オンライン診療の流れ

 加藤勝信厚生労働相は10日の記者会見で、スマートフォンなどを使ったオンライン診療について、初診からの適用を来週から始めると明らかにした。処方薬も配送で受け取れるようにする。新型コロナウイルスの院内感染を防ぎ医療崩壊を防止することが狙い。

 厚労省は高齢者の利用のしやすさや医療機関に設備がない場合を考え、電話での診療も可能とした。加藤厚労相は「国民の利便性向上のため対応する医療機関を都道府県ごとに取りまとめて公表したい」と述べた。

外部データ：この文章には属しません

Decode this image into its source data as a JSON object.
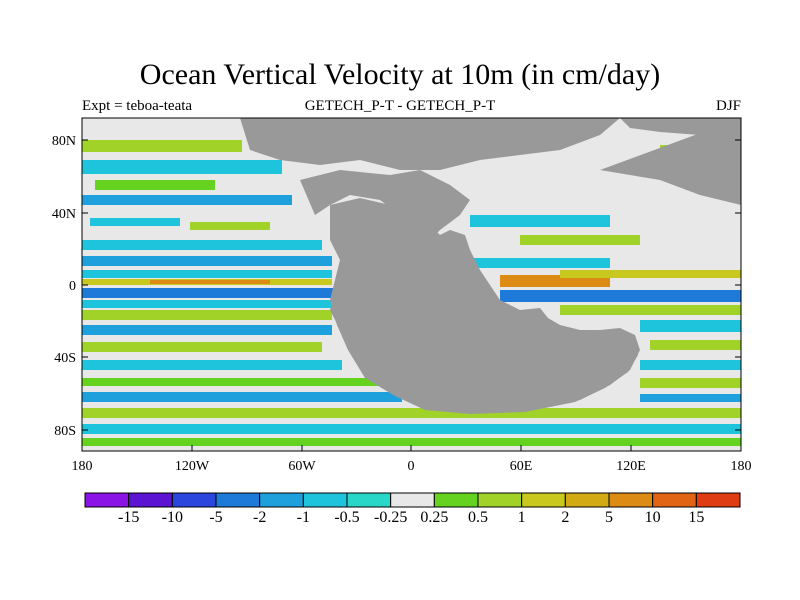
{
  "title": "Ocean Vertical Velocity at 10m (in cm/day)",
  "subtitle_left": "Expt = teboa-teata",
  "subtitle_center": "GETECH_P-T - GETECH_P-T",
  "subtitle_right": "DJF",
  "lat_ticks": [
    "80N",
    "40N",
    "0",
    "40S",
    "80S"
  ],
  "lon_ticks": [
    "180",
    "120W",
    "60W",
    "0",
    "60E",
    "120E",
    "180"
  ],
  "colorbar": {
    "labels": [
      "-15",
      "-10",
      "-5",
      "-2",
      "-1",
      "-0.5",
      "-0.25",
      "0.25",
      "0.5",
      "1",
      "2",
      "5",
      "10",
      "15"
    ],
    "colors": [
      "#8a14e6",
      "#5a14d2",
      "#2a46dc",
      "#1e7ad8",
      "#1ea0dc",
      "#1ec3dc",
      "#28d7c8",
      "#e8e8e8",
      "#64d21e",
      "#a0d228",
      "#c8c81e",
      "#d2aa14",
      "#dc8c14",
      "#e06414",
      "#e03c14"
    ]
  },
  "map_colors": {
    "land": "#999999",
    "neutral": "#e8e8e8",
    "cyan": "#1ec3dc",
    "light_blue": "#1ea0dc",
    "blue": "#1e7ad8",
    "teal": "#28d7c8",
    "green": "#64d21e",
    "yellow_green": "#a0d228",
    "yellow": "#c8c81e",
    "orange": "#dc8c14"
  }
}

 厚労省がオンライン診療での初診料について診療報酬を2140円とする方針を固めたことも判明。患者の窓口負担(1~3割)は最大642円となる。通常の対面で初診料の診療報酬は2880円、患者負担は最大864円となっており、4分の3程度に当たる。10日にも中央社会保険医療協議会(中医協、厚労相の諮問機関)から了承を得たい考えだ。

 オンライン診療では、医師の処方後、薬剤師が電話などで服薬指導した上で、宅配で薬を受け取ることも可能にする。初診での適用については感染拡大が終息するまでの時限措置としている。

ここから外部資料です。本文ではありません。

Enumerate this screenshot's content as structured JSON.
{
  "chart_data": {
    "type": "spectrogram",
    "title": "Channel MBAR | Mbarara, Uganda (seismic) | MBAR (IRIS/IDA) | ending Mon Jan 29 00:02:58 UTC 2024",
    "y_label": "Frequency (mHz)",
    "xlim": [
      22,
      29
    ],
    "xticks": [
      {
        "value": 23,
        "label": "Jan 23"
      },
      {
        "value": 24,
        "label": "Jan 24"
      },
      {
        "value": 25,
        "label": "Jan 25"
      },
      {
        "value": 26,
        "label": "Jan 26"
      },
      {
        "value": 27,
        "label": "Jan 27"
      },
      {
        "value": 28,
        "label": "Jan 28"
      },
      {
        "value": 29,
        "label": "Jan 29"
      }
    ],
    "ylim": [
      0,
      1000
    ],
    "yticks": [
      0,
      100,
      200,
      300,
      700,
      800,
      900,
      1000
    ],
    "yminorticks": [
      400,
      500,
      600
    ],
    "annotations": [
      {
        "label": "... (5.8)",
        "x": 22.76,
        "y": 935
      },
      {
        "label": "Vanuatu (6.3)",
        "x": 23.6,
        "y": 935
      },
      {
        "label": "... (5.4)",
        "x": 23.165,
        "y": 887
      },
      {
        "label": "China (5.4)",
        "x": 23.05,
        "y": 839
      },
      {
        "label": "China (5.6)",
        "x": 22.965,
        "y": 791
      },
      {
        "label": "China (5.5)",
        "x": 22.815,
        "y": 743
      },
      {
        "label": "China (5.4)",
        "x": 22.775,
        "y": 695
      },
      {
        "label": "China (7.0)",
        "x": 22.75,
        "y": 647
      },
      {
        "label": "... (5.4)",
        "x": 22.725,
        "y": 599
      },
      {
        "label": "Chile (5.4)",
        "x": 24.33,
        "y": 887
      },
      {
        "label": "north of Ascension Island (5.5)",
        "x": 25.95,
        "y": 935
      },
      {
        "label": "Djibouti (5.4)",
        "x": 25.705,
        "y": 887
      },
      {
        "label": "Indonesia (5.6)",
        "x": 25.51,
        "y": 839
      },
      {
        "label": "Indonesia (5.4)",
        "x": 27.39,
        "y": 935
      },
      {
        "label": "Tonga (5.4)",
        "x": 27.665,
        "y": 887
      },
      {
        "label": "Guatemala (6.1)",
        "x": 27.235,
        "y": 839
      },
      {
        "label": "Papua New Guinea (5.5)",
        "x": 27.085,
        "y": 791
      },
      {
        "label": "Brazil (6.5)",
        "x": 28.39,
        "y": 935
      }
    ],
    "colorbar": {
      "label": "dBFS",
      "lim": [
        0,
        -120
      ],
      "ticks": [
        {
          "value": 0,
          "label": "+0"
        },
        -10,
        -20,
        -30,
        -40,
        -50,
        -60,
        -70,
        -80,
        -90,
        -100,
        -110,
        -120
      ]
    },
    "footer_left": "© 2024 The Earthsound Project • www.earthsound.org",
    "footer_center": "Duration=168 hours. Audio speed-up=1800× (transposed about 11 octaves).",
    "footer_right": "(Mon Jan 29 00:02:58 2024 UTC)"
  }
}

 診療を希望する患者は、厚労省が公表するリストから医療機関を探した上で、電話やスマートフォンで予約し診察を受ける。対象は一般患者と、軽症や無症状の新型コロナウイルスの感染者で自宅や宿泊施設などで療養する人を想定している。

 厚労省は患者の成り済ましなど不正防止対策にも取り組む。また転売を防止するため医薬品は一部の種類に制限し、虚偽申告による処方を防ぐ措置を取るとしている。【共同】

■オンライン診療

 医師がスマートフォンなど情報通信機器の画面を通じて、遠隔の患者を診察する診療。1997年にへき地や離島などを前提に認められ、2015年には一般診療でも認められた。厚生労働省は18年策定の指針で、初診患者は原則として対面診療とするよう明記した。新型コロナウイルス感染拡大を受け、同省が今年3月、条件付きで軽症や無症状の感染者への適用を容認。その後、終息までの時限措置として、初診からの全面解禁を決め、政府が7日にまとめた緊急経済対策に盛り込まれた。